Una de las tantas tapas de El Eslabón dedicadas a López.

Entre las ruinas de su imperio, de las que muchos de los perjudicados jamás se recuperaron, asomó una luz que hiere: porque quedó claro la complicidad que tuvo en las altas esferas. La fidelidad de lo más granado de la sociedad rosarina fue mayor que en las bajas esferas, las que en algún momento lo traicionaron. En la caída, muchos funcionarios judiciales, políticos y del mundo deportivo, le soltaron la mano, pero aun así pudo morir casi intocable.

Su estampa de jefe mafioso lo fue convirtiendo en uno de los grandes villanos de la Ciudad Gótica rosarina. Muchos lo consideran como precursor –con el reclutamiento de barras bravas que hizo en las barriadas rosarinas, y en especial su relación con Roberto Pimpi Caminos–, de todo lo que vino después y que convirtió a Rosario en una desquicio de guerra del narcomenudeo asentada en los barrios más humildes de la ciudad.

Ni que hablar de la construcción de sociedades off shore en paraísos fiscales de las que tanto se siguen hablando hoy: la empresa que por ejemplo figuraba como dueña de El Ciudadano era una de ellas. No en vano, casi al mismo tiempo asumía como presidente de Boca Juniors Mauricio Macri, con quien además se llevaba muy bien.

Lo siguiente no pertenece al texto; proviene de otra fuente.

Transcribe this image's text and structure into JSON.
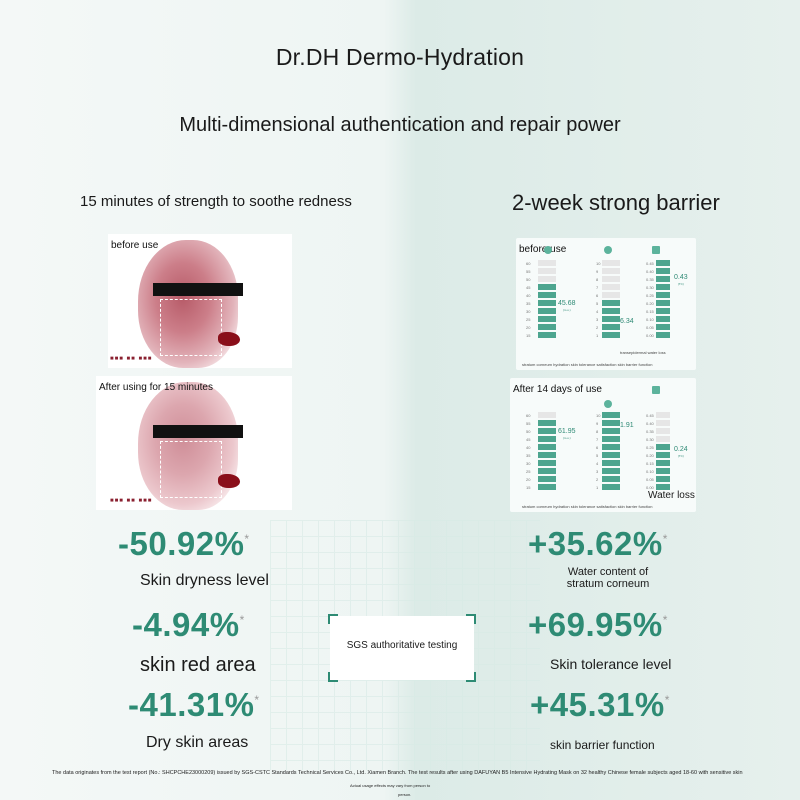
{
  "header": {
    "title": "Dr.DH Dermo-Hydration",
    "subtitle": "Multi-dimensional authentication and repair power"
  },
  "left": {
    "heading": "15 minutes of strength to soothe redness",
    "before_caption": "before use",
    "after_caption": "After using for 15 minutes"
  },
  "right": {
    "heading": "2-week strong barrier",
    "before_caption": "before use",
    "after_caption": "After 14 days of use",
    "before_values": {
      "stratum": "45.68",
      "stratum_unit": "(m.u.)",
      "tolerance": "6.34",
      "barrier": "0.43",
      "barrier_unit": "(TC)",
      "barrier_tag": "transepidermal water loss"
    },
    "after_values": {
      "stratum": "61.95",
      "stratum_unit": "(m.u.)",
      "tolerance": "1.91",
      "barrier": "0.24",
      "barrier_unit": "(TC)",
      "barrier_tag": "Water loss"
    },
    "chart_footer": "stratum corneum hydration skin tolerance satisfaction skin barrier function",
    "axis_left": [
      "60",
      "55",
      "50",
      "45",
      "40",
      "35",
      "30",
      "25",
      "20",
      "15"
    ],
    "axis_mid": [
      "10",
      "9",
      "8",
      "7",
      "6",
      "5",
      "4",
      "3",
      "2",
      "1"
    ],
    "axis_right": [
      "0.45",
      "0.40",
      "0.35",
      "0.30",
      "0.25",
      "0.20",
      "0.15",
      "0.10",
      "0.05",
      "0.00"
    ]
  },
  "stats_left": [
    {
      "value": "-50.92%",
      "label": "Skin dryness level"
    },
    {
      "value": "-4.94%",
      "label": "skin red area"
    },
    {
      "value": "-41.31%",
      "label": "Dry skin areas"
    }
  ],
  "stats_right": [
    {
      "value": "+35.62%",
      "label": "Water content of stratum corneum"
    },
    {
      "value": "+69.95%",
      "label": "Skin tolerance level"
    },
    {
      "value": "+45.31%",
      "label": "skin barrier function"
    }
  ],
  "asterisk": "*",
  "sgs_label": "SGS authoritative testing",
  "footnote": {
    "line1": "The data originates from the test report (No.: SHCPCHE23000209) issued by SGS-CSTC Standards Technical Services Co., Ltd. Xiamen Branch. The test results after using DAFUYAN B5 Intensive Hydrating Mask on 32 healthy Chinese female subjects aged 18-60 with sensitive skin",
    "line2": "Actual usage effects may vary from person to",
    "line3": "person."
  },
  "colors": {
    "accent": "#2e8b74",
    "gauge": "#4da58f"
  }
}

Con el tiempo, Eduardo Jota López se fue convirtiendo en mito y se consolidó desde el mismo día que se desmoronó su poder al perder el comicio en el parque. El Eslabón, en una recordada tapa, destacaba su desplome como el acontecimiento político del año 2008.

El mismo día que perdía las elecciones en Newell’s se corrían los rumores de que había sido internado por una grave dolencia, que se había mudado a Mendoza, que estaba enfermo de cáncer y, entre muchos de su círculo cercano, se agitaron en días posteriores a la derrota, que iba a seguir el camino suicida del empresario Alfredo Yabrán. También circulaba entonces su inminente “sentencia de muerte” a manos de barras o policías a los que les rebotaron cheques millonarios por servicios prestados con anterioridad. López ya era leyenda urbana. Y todas las versiones contrastaban con la realidad: no se movió de su bunker de San Lorenzo casi Entre Ríos, que poco a poco se fue convirtió en un lugar abandonado.


El último que lo sacó del ostracismo fue Ricardo Caruso Lombardi quien se mostró junto a él en una foto en marzo de 2016.

Como toda leyenda de una sociedad corrupta, las historias seguirán y nadie sabrá qué es verdad y qué es invento. El demoradísimo proceso judicial por administración fraudulenta en su contra tampoco lo tendrá en el banquillo, con lo que no se podrán sacar a la luz algunas de las tantas cuestiones sombrías sobre su vida empresarial.  

Murió Eduardo J. Lòpez. Y como en un viejo y decadente comic, los viejos y nuevos villanos que pululan por doquier ni siquiera están de luto, se ríen.